2 – Traumatisme vicariant
Sur les 250 internes, 43 ont obtenu un score de TV supérieur ou égal à 5 (Tableau 3).
a) Exposition aux récits traumatiques
Tous les internes ayant répondu au questionnaire déclarent avoir pris en charge un ou plusieurs patients faisant le récit d’une expérience traumatisante. La majorité (n=164) soit 65,6% des internes déclarent avoir pris en charge plus de 10 patients ayant partagé des traumatismes. (« Fréquence d’exposition », Tableau 3)

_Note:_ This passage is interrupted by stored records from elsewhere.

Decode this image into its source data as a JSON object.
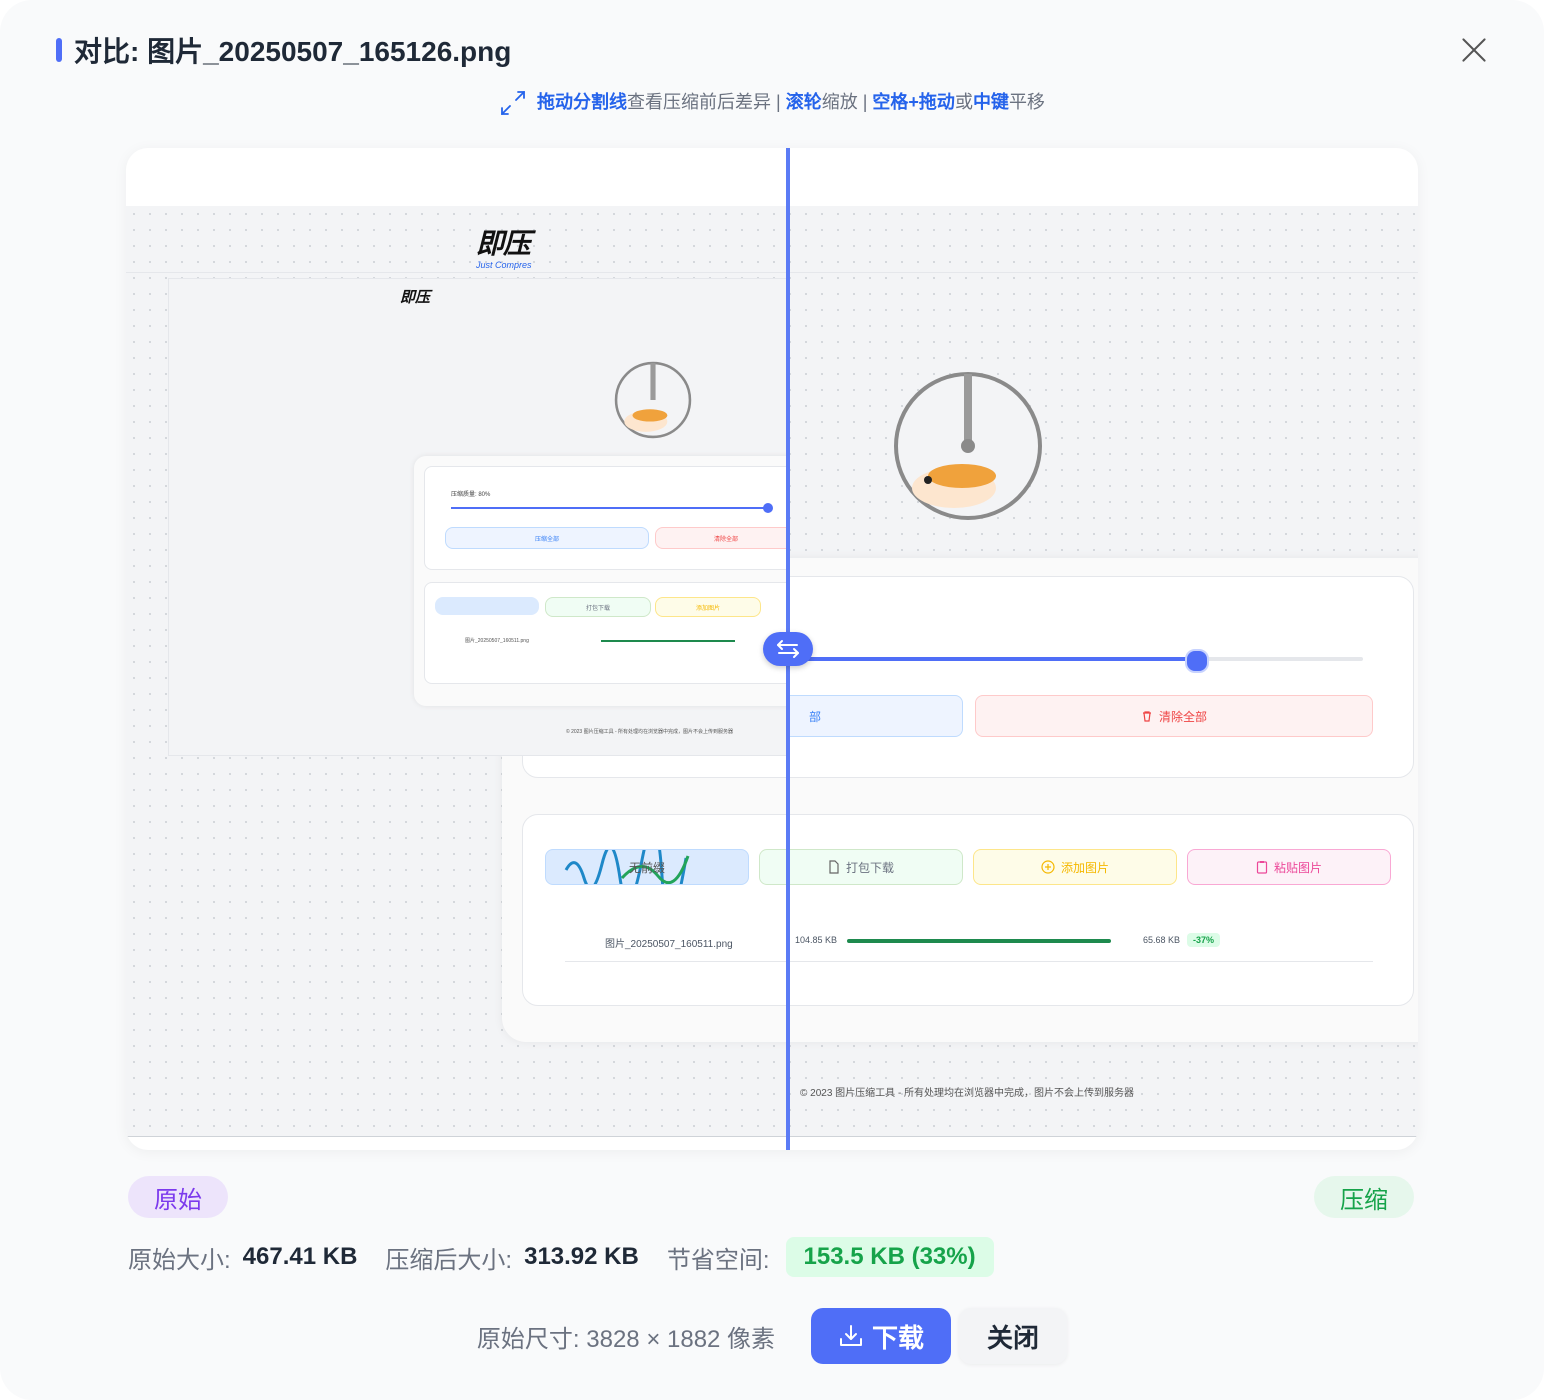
{
  "modal": {
    "title": "对比: 图片_20250507_165126.png"
  },
  "hint": {
    "drag_divider": "拖动分割线",
    "drag_divider_desc": "查看压缩前后差异 | ",
    "wheel": "滚轮",
    "wheel_desc": "缩放 | ",
    "space_drag": "空格+拖动",
    "or": "或",
    "middle_key": "中键",
    "pan": "平移"
  },
  "preview": {
    "logo_text": "即压",
    "logo_sub": "Just Compres",
    "slider_label": "压缩质量: 80%",
    "compress_all": "压缩全部",
    "compress_all_fragment": "部",
    "clear_all": "清除全部",
    "no_preview": "无前缀",
    "pack_download": "打包下载",
    "add_image": "添加图片",
    "paste_image": "粘贴图片",
    "file_name": "图片_20250507_160511.png",
    "file_orig_size": "104.85 KB",
    "file_new_size": "65.68 KB",
    "file_saving": "-37%",
    "footer_note": "© 2023 图片压缩工具 - 所有处理均在浏览器中完成，图片不会上传到服务器"
  },
  "labels": {
    "original": "原始",
    "compressed": "压缩"
  },
  "stats": {
    "original_size_label": "原始大小:",
    "original_size": "467.41 KB",
    "compressed_size_label": "压缩后大小:",
    "compressed_size": "313.92 KB",
    "saved_label": "节省空间:",
    "saved_value": "153.5 KB (33%)"
  },
  "footer": {
    "dimensions": "原始尺寸: 3828 × 1882 像素",
    "download": "下载",
    "close": "关闭"
  },
  "colors": {
    "accent": "#4f6ef7",
    "saved_bg": "#dcfce7",
    "saved_text": "#16a34a",
    "original_pill": "#7c3aed"
  },
  "icons": [
    "expand-icon",
    "close-icon",
    "swap-arrows-icon",
    "download-icon",
    "trash-icon",
    "file-icon",
    "plus-circle-icon",
    "clipboard-icon"
  ]
}
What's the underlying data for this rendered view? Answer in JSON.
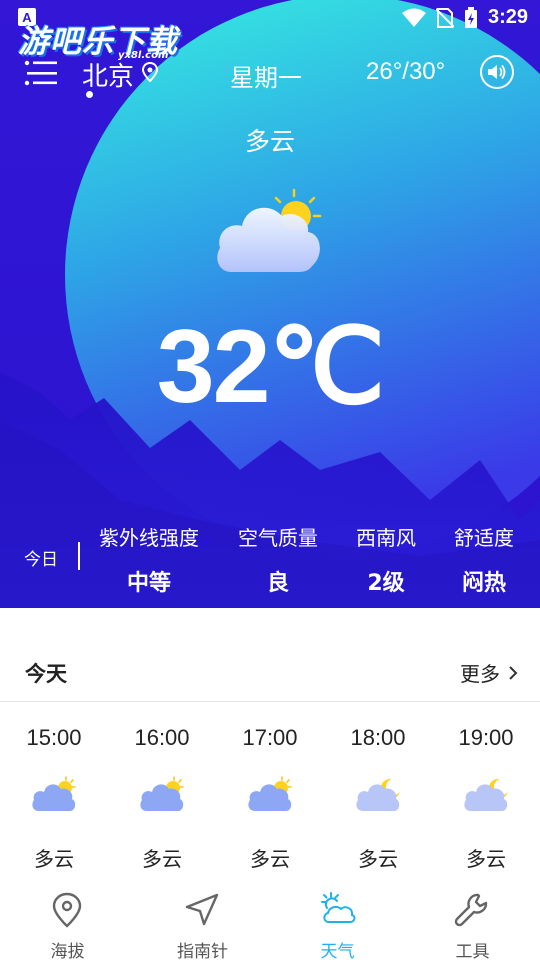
{
  "status_bar": {
    "time": "3:29"
  },
  "watermark": {
    "text": "游吧乐下载",
    "sub": "yx8l.com"
  },
  "header": {
    "city": "北京",
    "weekday": "星期一",
    "temp_range": "26°/30°"
  },
  "current": {
    "condition": "多云",
    "temperature": "32℃"
  },
  "today_stats": {
    "label": "今日",
    "items": [
      {
        "label": "紫外线强度",
        "value": "中等"
      },
      {
        "label": "空气质量",
        "value": "良"
      },
      {
        "label": "西南风",
        "value": "2级"
      },
      {
        "label": "舒适度",
        "value": "闷热"
      }
    ]
  },
  "hourly": {
    "title": "今天",
    "more": "更多",
    "items": [
      {
        "time": "15:00",
        "condition": "多云",
        "icon": "cloud-sun-icon"
      },
      {
        "time": "16:00",
        "condition": "多云",
        "icon": "cloud-sun-icon"
      },
      {
        "time": "17:00",
        "condition": "多云",
        "icon": "cloud-sun-icon"
      },
      {
        "time": "18:00",
        "condition": "多云",
        "icon": "cloud-moon-icon"
      },
      {
        "time": "19:00",
        "condition": "多云",
        "icon": "cloud-moon-icon"
      }
    ]
  },
  "tabbar": {
    "items": [
      {
        "label": "海拔",
        "icon": "location-pin-icon"
      },
      {
        "label": "指南针",
        "icon": "navigation-arrow-icon"
      },
      {
        "label": "天气",
        "icon": "weather-icon",
        "active": true
      },
      {
        "label": "工具",
        "icon": "wrench-icon"
      }
    ]
  },
  "colors": {
    "hero_top": "#2f18d8",
    "circle_top": "#35eadf",
    "circle_bottom": "#3d3be8",
    "mountain": "#2418c8",
    "accent": "#1eb3e6"
  }
}
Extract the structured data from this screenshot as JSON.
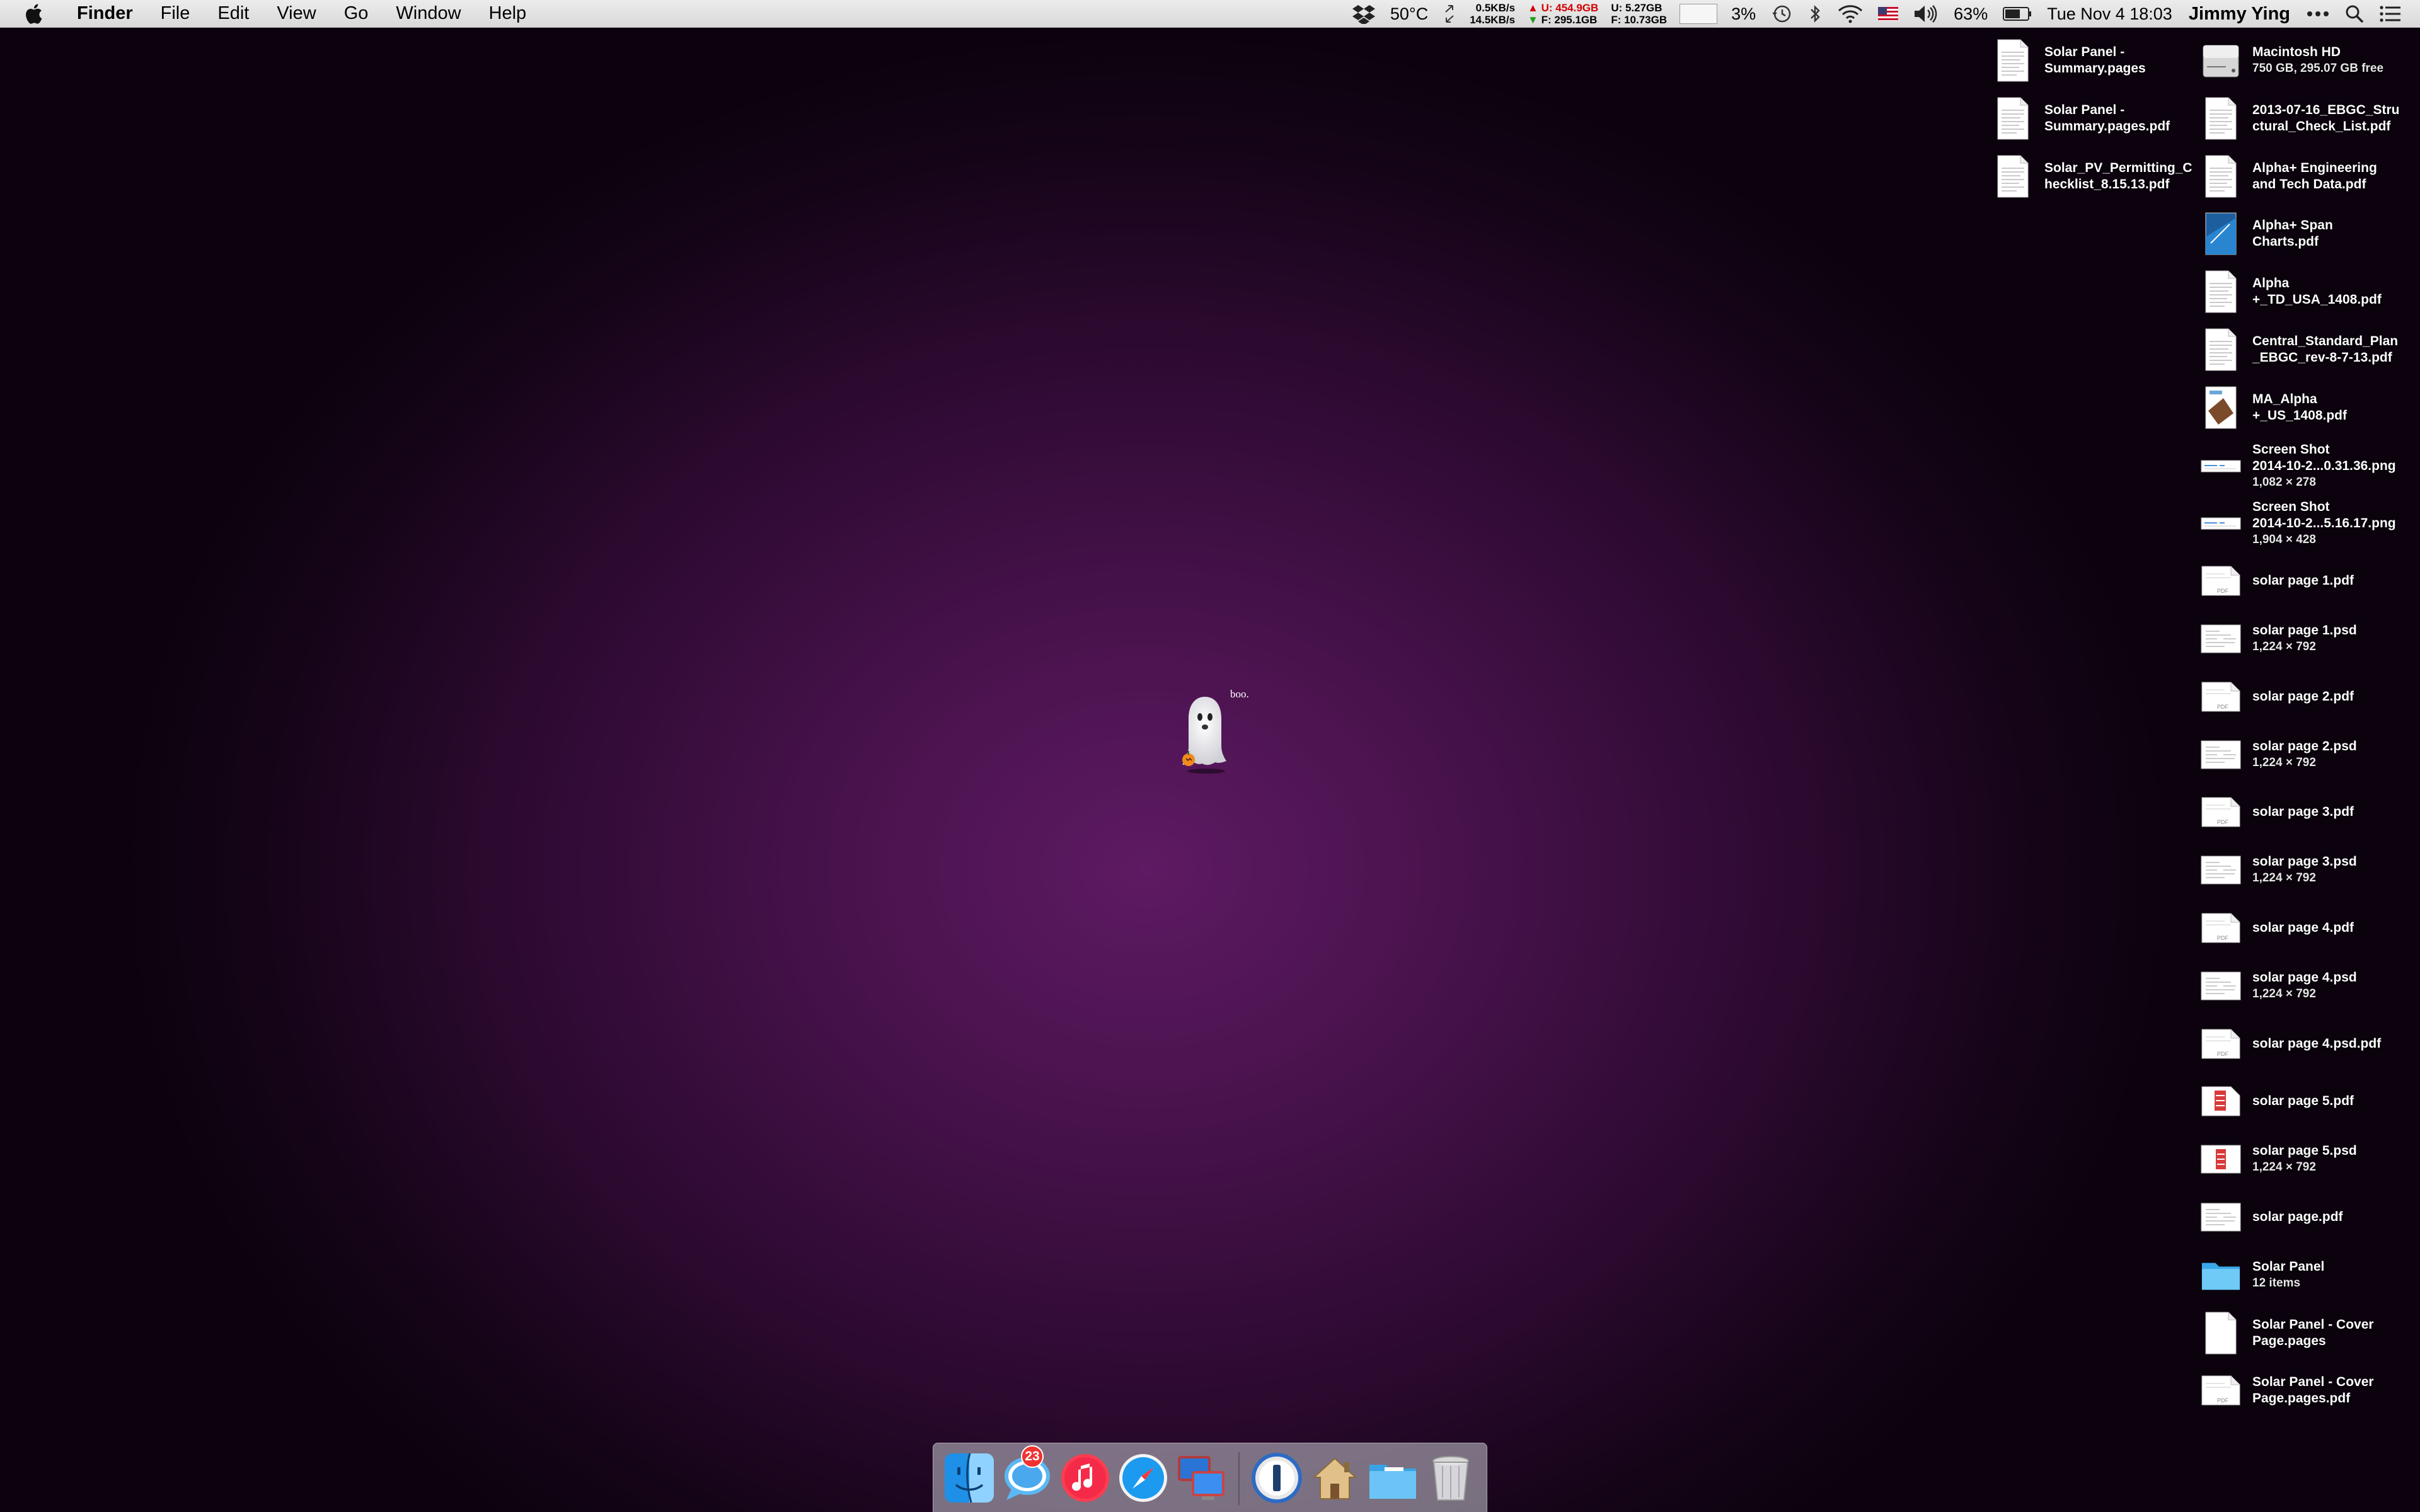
{
  "menubar": {
    "app": "Finder",
    "items": [
      "File",
      "Edit",
      "View",
      "Go",
      "Window",
      "Help"
    ],
    "temperature": "50°C",
    "net_up": "0.5KB/s",
    "net_down": "14.5KB/s",
    "disk1_used_label": "U: 454.9GB",
    "disk1_free_label": "F: 295.1GB",
    "disk2_used_label": "U:  5.27GB",
    "disk2_free_label": "F: 10.73GB",
    "cpu": "3%",
    "battery": "63%",
    "datetime": "Tue Nov 4  18:03",
    "user": "Jimmy Ying"
  },
  "desktop": {
    "ghost_text": "boo.",
    "left_column": [
      {
        "line1": "Solar Panel -",
        "line2": "Summary.pages",
        "sub": ""
      },
      {
        "line1": "Solar Panel -",
        "line2": "Summary.pages.pdf",
        "sub": ""
      },
      {
        "line1": "Solar_PV_Permitting_C",
        "line2": "hecklist_8.15.13.pdf",
        "sub": ""
      }
    ],
    "right_column": [
      {
        "line1": "Macintosh HD",
        "line2": "",
        "sub": "750 GB, 295.07 GB free",
        "kind": "disk"
      },
      {
        "line1": "2013-07-16_EBGC_Stru",
        "line2": "ctural_Check_List.pdf",
        "sub": "",
        "kind": "doc"
      },
      {
        "line1": "Alpha+ Engineering",
        "line2": "and Tech Data.pdf",
        "sub": "",
        "kind": "doc"
      },
      {
        "line1": "Alpha+ Span",
        "line2": "Charts.pdf",
        "sub": "",
        "kind": "blue"
      },
      {
        "line1": "Alpha",
        "line2": "+_TD_USA_1408.pdf",
        "sub": "",
        "kind": "doc"
      },
      {
        "line1": "Central_Standard_Plan",
        "line2": "_EBGC_rev-8-7-13.pdf",
        "sub": "",
        "kind": "doc"
      },
      {
        "line1": "MA_Alpha",
        "line2": "+_US_1408.pdf",
        "sub": "",
        "kind": "photo"
      },
      {
        "line1": "Screen Shot",
        "line2": "2014-10-2...0.31.36.png",
        "sub": "1,082 × 278",
        "kind": "wide"
      },
      {
        "line1": "Screen Shot",
        "line2": "2014-10-2...5.16.17.png",
        "sub": "1,904 × 428",
        "kind": "wide"
      },
      {
        "line1": "solar page 1.pdf",
        "line2": "",
        "sub": "",
        "kind": "pdf"
      },
      {
        "line1": "solar page 1.psd",
        "line2": "",
        "sub": "1,224 × 792",
        "kind": "psd"
      },
      {
        "line1": "solar page 2.pdf",
        "line2": "",
        "sub": "",
        "kind": "pdf"
      },
      {
        "line1": "solar page 2.psd",
        "line2": "",
        "sub": "1,224 × 792",
        "kind": "psd"
      },
      {
        "line1": "solar page 3.pdf",
        "line2": "",
        "sub": "",
        "kind": "pdf"
      },
      {
        "line1": "solar page 3.psd",
        "line2": "",
        "sub": "1,224 × 792",
        "kind": "psd"
      },
      {
        "line1": "solar page 4.pdf",
        "line2": "",
        "sub": "",
        "kind": "pdf"
      },
      {
        "line1": "solar page 4.psd",
        "line2": "",
        "sub": "1,224 × 792",
        "kind": "psd"
      },
      {
        "line1": "solar page 4.psd.pdf",
        "line2": "",
        "sub": "",
        "kind": "pdf"
      },
      {
        "line1": "solar page 5.pdf",
        "line2": "",
        "sub": "",
        "kind": "redpdf"
      },
      {
        "line1": "solar page 5.psd",
        "line2": "",
        "sub": "1,224 × 792",
        "kind": "redpsd"
      },
      {
        "line1": "solar page.pdf",
        "line2": "",
        "sub": "",
        "kind": "psd"
      },
      {
        "line1": "Solar Panel",
        "line2": "",
        "sub": "12 items",
        "kind": "folder"
      },
      {
        "line1": "Solar Panel - Cover",
        "line2": "Page.pages",
        "sub": "",
        "kind": "blank"
      },
      {
        "line1": "Solar Panel - Cover",
        "line2": "Page.pages.pdf",
        "sub": "",
        "kind": "pdf"
      }
    ]
  },
  "dock": {
    "messages_badge": "23",
    "apps": [
      "finder-icon",
      "messages-icon",
      "itunes-icon",
      "safari-icon",
      "remote-desktop-icon",
      "1password-icon",
      "home-folder-icon",
      "documents-folder-icon",
      "trash-icon"
    ]
  },
  "colors": {
    "wallpaper_center": "#5e1a62",
    "wallpaper_edge": "#0b020d",
    "badge": "#f0322f",
    "folder": "#5bc3f5"
  }
}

b) Répercussions cliniques du traumatisme vicariant
Cent soixante-dix neuf internes soit 71,6% ont observé au moins un symptôme cité. Par ordre de fréquence : 38,8% ont décrit une fatigue intense , 35,6% des difficultés à séparer vie privée/ vie professionnelle, 34,8% une impression d’un manque de soutien de l’institution, 31,2% une irritabilité et le sentiment d’être « sur les nerfs », 26% des difficultés à faire le travail par manque de concentration, 23,6% des difficultés à retourner en stage ou l’envie de changer de voie, 17,2% éprouvaient moins de compassion pour les patients, 13,6% l’impression de ressentir le traumatisme des patients, 10,4% des affects dépressifs du fait des expériences traumatisantes des patients, 9,2% des troubles du sommeil en lien avec les expériences traumatisantes des patients, 8% déclaraient un évitement de certaines activités ou situations car elles leur rappelait des expériences effrayantes des patients.
c) Répercussions du TV sur les consommations de toxiques
Quinze internes (6%) déclarent avoir augmenté leurs consommations d’alcool, et ils sont 9 (3,6%) à déclarer une augmentation du tabagisme suite aux entretiens à contenu traumatique. Un test de Khi Carré met en évidence un lien significatif à 95% entre la variable « Traumatisme vicariant » et l’augmentation des consommations d’alcool (Khi carré (alcool/TV) = 5,82) et de tabac (Khi carré (tabac/TV)= 9,64) pour un Khi Carré 5% = 3,84.
3 – Pistes de prévention du TV
Des méthodes de prévention ont été proposées à environ un quart des internes sous la forme de temps de supervision dédié, d’orientation vers une consultation spécialisée, de transmission de techniques de geste du stress parmi lesquelles la méditation pleine conscience, sophrologie ; et enfin des réseaux d’aide par téléphone ou mail visant à repérer les internes en souffrance. La moitié des internes déclarent ne pas avoir eu de possibilité de recours à de tels moyens au cours de leur cursus (Figure 4).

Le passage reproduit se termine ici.